Students learn local history


By Susie Spitler

For the Weekly Record Herald

WEST MILTON — On Tuesday, May 17, five community members shared local information with the Milton-Union third grade classes.

The program helps fulfill the requirements for the history curriculum. Jennie Walters coordinates the history program for the five classes.

Four of those giving presentations have done this for several years. They all bring along a number of visual aids to reinforce the information.

Rex Maggert, who is a member of the Miami County chapter of the Civil War Round-table, dresses in uniform. Among other things he brings along articles, pictures, documents and hard tack (a diet staple that the kids don’t think tastes very good). He shares different ways young people were involved during those years.

Bob Menker again brought his antique bicycles, which always causes excitement. Among other items, he also brought very old railroad lanterns, explaining how important the railroad once was to West Milton.
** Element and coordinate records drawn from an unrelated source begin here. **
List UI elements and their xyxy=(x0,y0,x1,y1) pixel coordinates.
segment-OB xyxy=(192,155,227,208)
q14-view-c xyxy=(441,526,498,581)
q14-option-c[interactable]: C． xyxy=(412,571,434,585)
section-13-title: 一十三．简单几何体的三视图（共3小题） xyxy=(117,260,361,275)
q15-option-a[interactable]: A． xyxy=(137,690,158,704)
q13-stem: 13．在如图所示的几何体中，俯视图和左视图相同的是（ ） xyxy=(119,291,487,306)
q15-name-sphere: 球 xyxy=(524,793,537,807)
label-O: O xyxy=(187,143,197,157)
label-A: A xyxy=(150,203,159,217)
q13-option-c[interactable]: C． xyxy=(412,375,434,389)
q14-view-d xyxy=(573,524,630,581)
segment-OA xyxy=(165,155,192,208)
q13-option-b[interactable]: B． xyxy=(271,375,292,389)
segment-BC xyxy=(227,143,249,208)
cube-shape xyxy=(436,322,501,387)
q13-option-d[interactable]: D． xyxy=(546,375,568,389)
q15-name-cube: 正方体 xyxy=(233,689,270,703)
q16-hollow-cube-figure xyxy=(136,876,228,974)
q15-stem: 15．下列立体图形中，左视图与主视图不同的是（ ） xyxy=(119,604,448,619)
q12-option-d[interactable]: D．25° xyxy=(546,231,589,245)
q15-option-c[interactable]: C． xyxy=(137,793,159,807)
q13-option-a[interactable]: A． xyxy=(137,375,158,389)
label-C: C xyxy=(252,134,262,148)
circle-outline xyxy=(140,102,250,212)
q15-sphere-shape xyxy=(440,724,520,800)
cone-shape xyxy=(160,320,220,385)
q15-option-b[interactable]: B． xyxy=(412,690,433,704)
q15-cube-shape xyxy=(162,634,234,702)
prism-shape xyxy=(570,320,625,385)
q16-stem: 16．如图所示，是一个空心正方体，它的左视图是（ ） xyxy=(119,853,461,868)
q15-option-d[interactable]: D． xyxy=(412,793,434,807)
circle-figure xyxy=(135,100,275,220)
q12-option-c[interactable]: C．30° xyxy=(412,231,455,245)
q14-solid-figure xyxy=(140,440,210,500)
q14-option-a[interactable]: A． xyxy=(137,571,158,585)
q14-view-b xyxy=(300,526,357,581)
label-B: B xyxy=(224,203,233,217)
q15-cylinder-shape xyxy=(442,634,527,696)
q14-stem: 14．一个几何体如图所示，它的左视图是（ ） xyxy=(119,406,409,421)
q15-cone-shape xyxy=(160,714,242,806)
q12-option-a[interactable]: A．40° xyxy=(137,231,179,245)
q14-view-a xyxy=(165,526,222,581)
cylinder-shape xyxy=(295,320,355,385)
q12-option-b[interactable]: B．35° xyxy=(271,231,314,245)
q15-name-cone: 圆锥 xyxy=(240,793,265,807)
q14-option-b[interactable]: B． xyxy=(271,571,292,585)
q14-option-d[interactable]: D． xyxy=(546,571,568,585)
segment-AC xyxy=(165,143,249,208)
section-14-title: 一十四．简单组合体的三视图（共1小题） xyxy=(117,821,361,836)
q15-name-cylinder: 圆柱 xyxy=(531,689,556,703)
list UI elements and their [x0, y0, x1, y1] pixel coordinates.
Barbara Cecil dresses in early 1900s clothing and shares items from her suitcase. She explains how nothing went to waste, for example, clothing made from feed sacks. The kids are tickled by some of the items, and enjoy trying some of them on.

Rev. Dick Martens discussed the history of the churches of West Milton. Not only how long some have been here, and some of the old practices, but also where some of the folks came from who started these churches.
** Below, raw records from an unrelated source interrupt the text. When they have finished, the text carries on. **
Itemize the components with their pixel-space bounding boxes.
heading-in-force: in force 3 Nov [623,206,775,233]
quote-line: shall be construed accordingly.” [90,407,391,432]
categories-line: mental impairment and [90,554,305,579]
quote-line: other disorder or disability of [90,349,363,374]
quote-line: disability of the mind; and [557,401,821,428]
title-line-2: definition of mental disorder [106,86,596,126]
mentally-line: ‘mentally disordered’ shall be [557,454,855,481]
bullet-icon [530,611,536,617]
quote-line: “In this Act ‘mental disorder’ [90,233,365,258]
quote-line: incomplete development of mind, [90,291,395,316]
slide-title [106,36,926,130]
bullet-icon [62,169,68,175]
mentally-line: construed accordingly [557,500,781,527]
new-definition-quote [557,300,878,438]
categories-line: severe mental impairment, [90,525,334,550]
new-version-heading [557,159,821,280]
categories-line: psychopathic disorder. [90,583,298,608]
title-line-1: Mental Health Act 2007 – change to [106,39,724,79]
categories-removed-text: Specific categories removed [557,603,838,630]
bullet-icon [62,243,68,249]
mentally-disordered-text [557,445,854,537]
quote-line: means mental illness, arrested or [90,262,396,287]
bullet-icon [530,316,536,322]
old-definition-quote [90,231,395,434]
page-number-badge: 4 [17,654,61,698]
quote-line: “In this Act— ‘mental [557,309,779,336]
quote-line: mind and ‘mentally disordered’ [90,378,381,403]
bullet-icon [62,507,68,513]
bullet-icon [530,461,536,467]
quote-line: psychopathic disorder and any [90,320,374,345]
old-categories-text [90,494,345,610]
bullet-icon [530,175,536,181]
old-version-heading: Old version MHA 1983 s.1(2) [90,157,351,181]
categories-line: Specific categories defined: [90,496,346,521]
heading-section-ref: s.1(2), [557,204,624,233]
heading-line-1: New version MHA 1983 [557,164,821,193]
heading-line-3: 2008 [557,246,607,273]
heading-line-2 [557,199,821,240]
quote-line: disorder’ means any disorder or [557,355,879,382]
As one of our regular speakers was not available, the teachers thought it would be good it the kids learned about a local charity. Evelyn Alder agreed to share about The Gleaning Place in downtown Milton. She explained how all the items in the store are donated, and that all profits from the sale of those items are used to help people in various ways. She also brought along some unusual items from the store to see if the kids could guess what they were.

The third grade teachers so much appreciate the time and effort these folks are willing to give to the students. And the speakers are always impressed with how courteous and well behaved the classes are.